Num novo estudo com uso de histórias ilustradas, envolvendo crianças entre os 5 e 10 anos, demonstraram-se várias situações curiosas. Mais especificamente, crianças com apenas 5 anos previram que as pessoas se sentiriam melhor depois de terem pensamentos positivos do que se tivessem pensamentos negativos, mesmo em situações ambíguas.

 

A compreensão da criança sobre a ligação entre pensamento e emoção aumenta significativamente à medida que cresce.

 



O estudo demonstrou ainda que as crianças tinham mais dificuldade em perceber como o pensamento positivo podia aumentar a sensação de bem-estar de alguém em situações que envolviam eventos negativos. Nestas situações, os níveis de esperança e optimismo das crianças, assim como a visão dos pais sobre o assunto 
influenciavam a sua capacidade para entender o poder do pensamento positivo.
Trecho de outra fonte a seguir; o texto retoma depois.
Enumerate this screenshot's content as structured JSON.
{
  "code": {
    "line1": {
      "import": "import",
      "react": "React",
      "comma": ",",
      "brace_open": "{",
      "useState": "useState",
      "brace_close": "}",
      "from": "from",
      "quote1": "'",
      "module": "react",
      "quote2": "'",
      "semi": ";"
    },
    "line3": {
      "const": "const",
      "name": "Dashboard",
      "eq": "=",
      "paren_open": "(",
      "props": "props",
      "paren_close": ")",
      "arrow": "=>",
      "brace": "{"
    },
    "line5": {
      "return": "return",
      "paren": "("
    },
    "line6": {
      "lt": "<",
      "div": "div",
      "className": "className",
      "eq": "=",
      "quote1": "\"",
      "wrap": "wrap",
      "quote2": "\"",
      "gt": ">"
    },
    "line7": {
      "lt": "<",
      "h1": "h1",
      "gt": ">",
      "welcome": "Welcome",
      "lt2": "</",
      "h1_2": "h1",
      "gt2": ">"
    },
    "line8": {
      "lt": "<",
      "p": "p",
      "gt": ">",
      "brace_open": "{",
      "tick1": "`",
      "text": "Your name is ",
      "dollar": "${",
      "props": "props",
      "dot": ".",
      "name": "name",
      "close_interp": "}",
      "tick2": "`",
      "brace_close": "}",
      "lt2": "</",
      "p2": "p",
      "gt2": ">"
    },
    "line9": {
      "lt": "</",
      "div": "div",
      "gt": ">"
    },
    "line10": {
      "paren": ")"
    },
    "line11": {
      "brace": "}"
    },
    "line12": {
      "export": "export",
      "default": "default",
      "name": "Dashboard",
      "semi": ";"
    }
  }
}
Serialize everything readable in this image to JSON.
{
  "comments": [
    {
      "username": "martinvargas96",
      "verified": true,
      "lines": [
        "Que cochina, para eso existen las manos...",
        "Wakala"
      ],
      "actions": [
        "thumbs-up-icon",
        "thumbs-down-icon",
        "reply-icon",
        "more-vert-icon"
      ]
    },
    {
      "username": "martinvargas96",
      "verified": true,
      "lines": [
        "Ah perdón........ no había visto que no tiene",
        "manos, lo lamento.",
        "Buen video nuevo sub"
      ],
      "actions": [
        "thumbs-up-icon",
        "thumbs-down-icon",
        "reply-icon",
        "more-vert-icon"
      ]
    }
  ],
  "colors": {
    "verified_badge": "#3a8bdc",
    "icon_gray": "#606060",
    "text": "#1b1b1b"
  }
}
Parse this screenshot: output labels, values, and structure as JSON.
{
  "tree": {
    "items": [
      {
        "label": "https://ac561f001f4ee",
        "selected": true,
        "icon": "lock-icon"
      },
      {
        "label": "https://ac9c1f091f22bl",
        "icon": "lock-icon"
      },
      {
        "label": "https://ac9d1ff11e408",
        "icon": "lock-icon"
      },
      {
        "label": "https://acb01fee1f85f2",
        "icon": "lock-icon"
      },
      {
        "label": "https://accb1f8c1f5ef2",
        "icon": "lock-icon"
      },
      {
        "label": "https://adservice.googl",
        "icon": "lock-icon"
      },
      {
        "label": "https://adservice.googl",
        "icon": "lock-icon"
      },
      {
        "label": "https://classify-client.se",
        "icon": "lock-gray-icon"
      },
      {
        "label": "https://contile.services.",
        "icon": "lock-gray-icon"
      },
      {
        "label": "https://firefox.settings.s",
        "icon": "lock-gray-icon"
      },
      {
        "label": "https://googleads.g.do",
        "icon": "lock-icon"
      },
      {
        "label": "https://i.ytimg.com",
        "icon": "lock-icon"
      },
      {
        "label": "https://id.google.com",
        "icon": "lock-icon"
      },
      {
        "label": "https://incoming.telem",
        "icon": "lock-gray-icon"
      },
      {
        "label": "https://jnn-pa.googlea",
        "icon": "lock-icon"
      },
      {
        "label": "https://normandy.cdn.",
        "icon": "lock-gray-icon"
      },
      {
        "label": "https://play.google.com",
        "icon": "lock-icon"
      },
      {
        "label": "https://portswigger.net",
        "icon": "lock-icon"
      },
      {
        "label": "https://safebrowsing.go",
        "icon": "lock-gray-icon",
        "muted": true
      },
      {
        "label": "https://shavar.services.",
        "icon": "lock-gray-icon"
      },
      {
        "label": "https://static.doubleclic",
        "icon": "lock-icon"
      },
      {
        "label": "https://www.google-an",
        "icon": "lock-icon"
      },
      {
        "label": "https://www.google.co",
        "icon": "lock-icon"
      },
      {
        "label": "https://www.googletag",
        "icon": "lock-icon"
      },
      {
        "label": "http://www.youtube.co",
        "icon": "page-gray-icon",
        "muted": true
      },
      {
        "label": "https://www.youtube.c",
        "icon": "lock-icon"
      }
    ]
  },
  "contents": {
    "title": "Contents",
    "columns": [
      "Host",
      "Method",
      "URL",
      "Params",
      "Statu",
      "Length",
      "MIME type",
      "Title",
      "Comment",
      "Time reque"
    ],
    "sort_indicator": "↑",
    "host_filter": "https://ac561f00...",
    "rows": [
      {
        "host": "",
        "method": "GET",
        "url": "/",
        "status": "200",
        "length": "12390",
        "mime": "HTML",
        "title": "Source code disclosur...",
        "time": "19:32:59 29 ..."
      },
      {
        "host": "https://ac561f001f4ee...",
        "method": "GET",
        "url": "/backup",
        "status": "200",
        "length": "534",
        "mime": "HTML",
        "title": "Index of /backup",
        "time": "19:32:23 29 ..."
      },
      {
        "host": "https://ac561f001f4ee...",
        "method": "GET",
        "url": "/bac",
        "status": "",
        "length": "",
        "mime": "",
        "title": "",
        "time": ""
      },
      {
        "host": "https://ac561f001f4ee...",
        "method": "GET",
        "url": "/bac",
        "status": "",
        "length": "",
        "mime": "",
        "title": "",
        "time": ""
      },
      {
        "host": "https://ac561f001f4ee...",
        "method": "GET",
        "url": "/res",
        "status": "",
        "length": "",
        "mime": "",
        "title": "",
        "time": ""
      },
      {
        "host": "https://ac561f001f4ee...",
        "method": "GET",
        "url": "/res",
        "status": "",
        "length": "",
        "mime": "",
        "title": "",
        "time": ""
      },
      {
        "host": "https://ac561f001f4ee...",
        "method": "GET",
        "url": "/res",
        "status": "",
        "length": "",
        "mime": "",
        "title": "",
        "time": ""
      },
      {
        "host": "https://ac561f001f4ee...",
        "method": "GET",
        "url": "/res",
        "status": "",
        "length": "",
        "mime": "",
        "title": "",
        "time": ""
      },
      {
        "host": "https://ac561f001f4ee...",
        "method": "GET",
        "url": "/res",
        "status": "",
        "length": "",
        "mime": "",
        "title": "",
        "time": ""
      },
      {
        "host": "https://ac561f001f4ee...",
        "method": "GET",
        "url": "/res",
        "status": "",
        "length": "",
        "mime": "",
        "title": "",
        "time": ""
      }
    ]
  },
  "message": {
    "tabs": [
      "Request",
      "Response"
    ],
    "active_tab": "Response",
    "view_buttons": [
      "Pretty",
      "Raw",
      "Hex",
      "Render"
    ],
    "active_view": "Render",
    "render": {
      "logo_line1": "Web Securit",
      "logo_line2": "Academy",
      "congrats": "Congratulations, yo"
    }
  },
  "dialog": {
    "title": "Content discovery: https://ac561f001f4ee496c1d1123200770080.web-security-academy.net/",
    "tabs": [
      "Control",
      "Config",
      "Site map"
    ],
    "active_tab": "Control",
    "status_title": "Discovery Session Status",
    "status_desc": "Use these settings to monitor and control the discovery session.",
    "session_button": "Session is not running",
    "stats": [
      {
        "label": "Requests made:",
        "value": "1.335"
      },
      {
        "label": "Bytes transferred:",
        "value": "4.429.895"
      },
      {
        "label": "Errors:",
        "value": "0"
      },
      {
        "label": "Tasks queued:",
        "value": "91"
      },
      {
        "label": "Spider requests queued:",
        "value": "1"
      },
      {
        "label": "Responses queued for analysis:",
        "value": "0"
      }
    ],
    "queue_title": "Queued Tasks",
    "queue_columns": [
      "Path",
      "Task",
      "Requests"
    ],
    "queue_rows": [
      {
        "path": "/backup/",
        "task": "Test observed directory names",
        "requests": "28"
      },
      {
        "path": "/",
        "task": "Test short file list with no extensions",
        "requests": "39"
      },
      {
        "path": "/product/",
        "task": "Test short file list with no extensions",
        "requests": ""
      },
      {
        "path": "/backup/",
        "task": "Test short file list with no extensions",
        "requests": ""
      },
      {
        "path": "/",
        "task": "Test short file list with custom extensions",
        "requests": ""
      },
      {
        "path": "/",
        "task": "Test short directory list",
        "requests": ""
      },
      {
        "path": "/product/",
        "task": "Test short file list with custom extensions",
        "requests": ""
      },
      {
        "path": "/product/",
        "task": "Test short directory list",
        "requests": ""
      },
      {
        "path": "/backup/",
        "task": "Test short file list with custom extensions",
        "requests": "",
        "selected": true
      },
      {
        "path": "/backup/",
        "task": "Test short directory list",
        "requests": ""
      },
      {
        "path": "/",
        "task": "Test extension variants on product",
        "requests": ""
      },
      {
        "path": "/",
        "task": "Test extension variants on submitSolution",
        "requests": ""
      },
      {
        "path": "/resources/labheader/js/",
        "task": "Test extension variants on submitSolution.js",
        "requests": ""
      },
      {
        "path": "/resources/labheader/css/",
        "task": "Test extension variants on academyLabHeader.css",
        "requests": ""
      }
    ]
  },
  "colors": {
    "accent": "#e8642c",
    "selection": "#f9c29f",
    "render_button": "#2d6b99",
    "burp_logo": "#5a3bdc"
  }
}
O melhor preditor do conhecimento das crianças sobre os benefícios do pensamento positivo – para além da idade, era a esperança e optimismo dos pais.


 

Neste estudo fica assim elucidado como é importante o papel dos pais como modeladores de comportamento e mais especificamente em ajudar as crianças a usar o pensamento positivo como regulador emocional perante situações desafiantes.

 

 

 

                                                                                              APA
Society for Research in Child Development. (2011, December 28). "Young Children Understand The

                                                                                                                Benefits Of Positive Thinking." Medical News Today.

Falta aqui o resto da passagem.